Décryptage des jouets dangereux

Tous les ans, notamment pendant les périodes estivales, un nombre innumérable d’enfants est admis dans les urgences suite à un accident de jouet. Etouffement, suffocation, brûlure, occlusion intestinale, migration de substances dangereuses, voilà les risques auxquels les petit-anges sont exposés. Voici un numéro spécial sur le décryptage de ces jouets qui présentent un risque pour la santé.

Contrôle et décryptage des jouets dangereux

Chaque année, la DFCCRF (Direction générale de la Concurrence, de la Consommation et de la Répression des Fraudes) réalise un décryptage fin du marché des jouets. Fabriques, magasins, importateurs, tout passe au peigne fin. Le bilan est lourd pour ces jouets qui menacent la santé de nos enfants. L’année dernière, 722 prélèvements sur 10 600 actions effectuées sur 3 348 établissements ont été déclarés non-conformes, voire dangereux. 13,3%, c’est le rapport officiel des jouets dits dangereux. Ce contrôle s’inscrit en des analyses physiques et chimiques.

En amont, un décryptage mécanique et physique est attribué afin d’assurer les propriétés mécaniques qui sont acceptables pour un enfant. Les dérèglements mécaniques identifiés sont en l’occurrence : la présence de petits éléments détachables susceptibles d’étouffement, l’accessibilité au rembourrage d’une peluche ou aux piles des jouets électroniques (risque de choc électrique) ou encore un fort magnétisme des pièces de jeu de construction. En aval, le décryptage chimique contrôle la présence éventuelle de substances nocives telles que les contaminants (phtalates, colorants azoïque, …), les métaux lourds (plomb, cuivre, nickel, etc.), les allergènes ou les perturbateurs endocriniens.

Dans cet axe, les vices apparentes qui peuvent alarmer sont en évidence l’absence de marquage CE, l’absence d’avertissement règlementaire ou encore le vice de mode d’emploi en langue française.
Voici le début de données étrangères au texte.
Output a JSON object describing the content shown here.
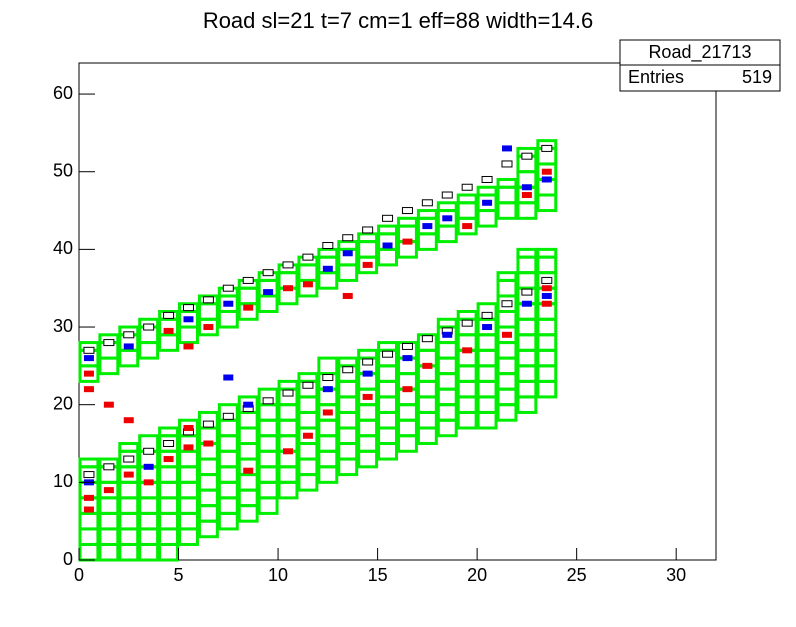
{
  "chart_data": {
    "type": "histogram2d",
    "title": "Road sl=21 t=7 cm=1 eff=88 width=14.6",
    "stats": {
      "name": "Road_21713",
      "entries_label": "Entries",
      "entries": 519
    },
    "xlim": [
      0,
      32
    ],
    "xticks": [
      0,
      5,
      10,
      15,
      20,
      25,
      30
    ],
    "ylim": [
      0,
      64
    ],
    "yticks": [
      0,
      10,
      20,
      30,
      40,
      50,
      60
    ],
    "roads": [
      {
        "color": "#00ee00",
        "x": [
          0,
          1,
          2,
          3,
          4,
          5,
          6,
          7,
          8,
          9,
          10,
          11,
          12,
          13,
          14,
          15,
          16,
          17,
          18,
          19,
          20,
          21,
          22,
          23
        ],
        "y_low": [
          23,
          24,
          25,
          26,
          27,
          28,
          29,
          30,
          31,
          32,
          33,
          34,
          35,
          36,
          37,
          38,
          39,
          40,
          41,
          42,
          43,
          44,
          44,
          45
        ],
        "y_high": [
          28,
          29,
          30,
          31,
          32,
          33,
          34,
          35,
          36,
          37,
          38,
          39,
          40,
          41,
          42,
          43,
          44,
          45,
          46,
          47,
          48,
          49,
          53,
          54
        ]
      },
      {
        "color": "#00ee00",
        "x": [
          0,
          1,
          2,
          3,
          4,
          5,
          6,
          7,
          8,
          9,
          10,
          11,
          12,
          13,
          14,
          15,
          16,
          17,
          18,
          19,
          20,
          21,
          22,
          23
        ],
        "y_low": [
          0,
          0,
          0,
          0,
          0,
          2,
          3,
          4,
          5,
          6,
          8,
          9,
          10,
          11,
          12,
          13,
          14,
          15,
          16,
          17,
          17,
          18,
          19,
          21
        ],
        "y_high": [
          13,
          13,
          15,
          16,
          17,
          18,
          19,
          20,
          21,
          22,
          23,
          24,
          26,
          26,
          27,
          28,
          28,
          29,
          31,
          32,
          33,
          37,
          40,
          40
        ]
      }
    ],
    "hits": [
      {
        "color": "#ffffff",
        "x": [
          0,
          1,
          2,
          3,
          4,
          5,
          6,
          7,
          8,
          9,
          10,
          11,
          12,
          13,
          14,
          15,
          16,
          17,
          18,
          19,
          20,
          21,
          22,
          23,
          0,
          1,
          2,
          3,
          4,
          5,
          6,
          7,
          8,
          9,
          10,
          11,
          12,
          13,
          14,
          15,
          16,
          17,
          18,
          19,
          20,
          21,
          22,
          23
        ],
        "y": [
          27,
          28,
          29,
          30,
          31.5,
          32.5,
          33.5,
          35,
          36,
          37,
          38,
          39,
          40.5,
          41.5,
          42.5,
          44,
          45,
          46,
          47,
          48,
          49,
          51,
          52,
          53,
          11,
          12,
          13,
          14,
          15,
          16.5,
          17.5,
          18.5,
          19.5,
          20.5,
          21.5,
          22.5,
          23.5,
          24.5,
          25.5,
          26.5,
          27.5,
          28.5,
          29.5,
          30.5,
          31.5,
          33,
          34.5,
          36
        ]
      },
      {
        "color": "#0000ee",
        "x": [
          0,
          2,
          5,
          7,
          9,
          12,
          13,
          15,
          17,
          18,
          20,
          22,
          23,
          21,
          0,
          3,
          8,
          12,
          14,
          16,
          18,
          20,
          22,
          23,
          7
        ],
        "y": [
          26,
          27.5,
          31,
          33,
          34.5,
          37.5,
          39.5,
          40.5,
          43,
          44,
          46,
          48,
          49,
          53,
          10,
          12,
          20,
          22,
          24,
          26,
          29,
          30,
          33,
          34,
          23.5
        ]
      },
      {
        "color": "#ee0000",
        "x": [
          0,
          0,
          0,
          1,
          2,
          3,
          4,
          5,
          6,
          8,
          10,
          11,
          12,
          14,
          16,
          17,
          19,
          21,
          23,
          23,
          0,
          4,
          5,
          6,
          8,
          10,
          11,
          14,
          16,
          19,
          22,
          23,
          2,
          5,
          13,
          1
        ],
        "y": [
          6.5,
          8,
          22,
          9,
          11,
          10,
          13,
          14.5,
          15,
          11.5,
          14,
          16,
          19,
          21,
          22,
          25,
          27,
          29,
          33,
          35,
          24,
          29.5,
          27.5,
          30,
          32.5,
          35,
          35.5,
          38,
          41,
          43,
          47,
          50,
          18,
          17,
          34,
          20
        ]
      }
    ]
  }
}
Les grands opérateurs maitrisent bien en général les directives règlementaires. Les petits commerçants sont quant à eux les plus sujets à anomalie, notamment sur la traçabilité des jouets (factures inexistantes ou incomplètes).

Parents, comment repérer ces jouets dangereux ?

Les jouets à bas prix doivent tirer la sonnette d’alarme. De par une manœuvre peu éthique, certains fabricants et importateurs ne paient pas de taxe. Toutefois, dans notre enceinte, Sophie La Girafe est fabriquée dans la conformité absolue des normes européennes et mondiales. De fait, dire que Sophie la girafe soit dangereuse n’est que médisance.

Voici quelques conseils à destination des parents :

  • Vérifier systématiquement le marquage CE. Ce dernier atteste la conformité du jouet à la règlementation communautaire européenne.
  • Vérifier les avertissements et les classes d’âge. Certains jouets contenant de petits empiècements ne sont pas destinés aux enfants de moins de trois ans.
  • Avant de se lancer sur un jouet à bas prix, il faut vérifier une adresse en Europe bien visible. Celle-ci confirme que le jouet a été contrôlé avant d’être mis sur le marché. Par conséquent, il faut éviter de sauter sur les occasions attrayantes des sites de vente sur internet.
  • Eviter les jouets dont la notice ne comporte pas de langue française.

Avant de passer à la caisse, il ne faut pas hésiter à manier et à décrypter soi-même le jouet.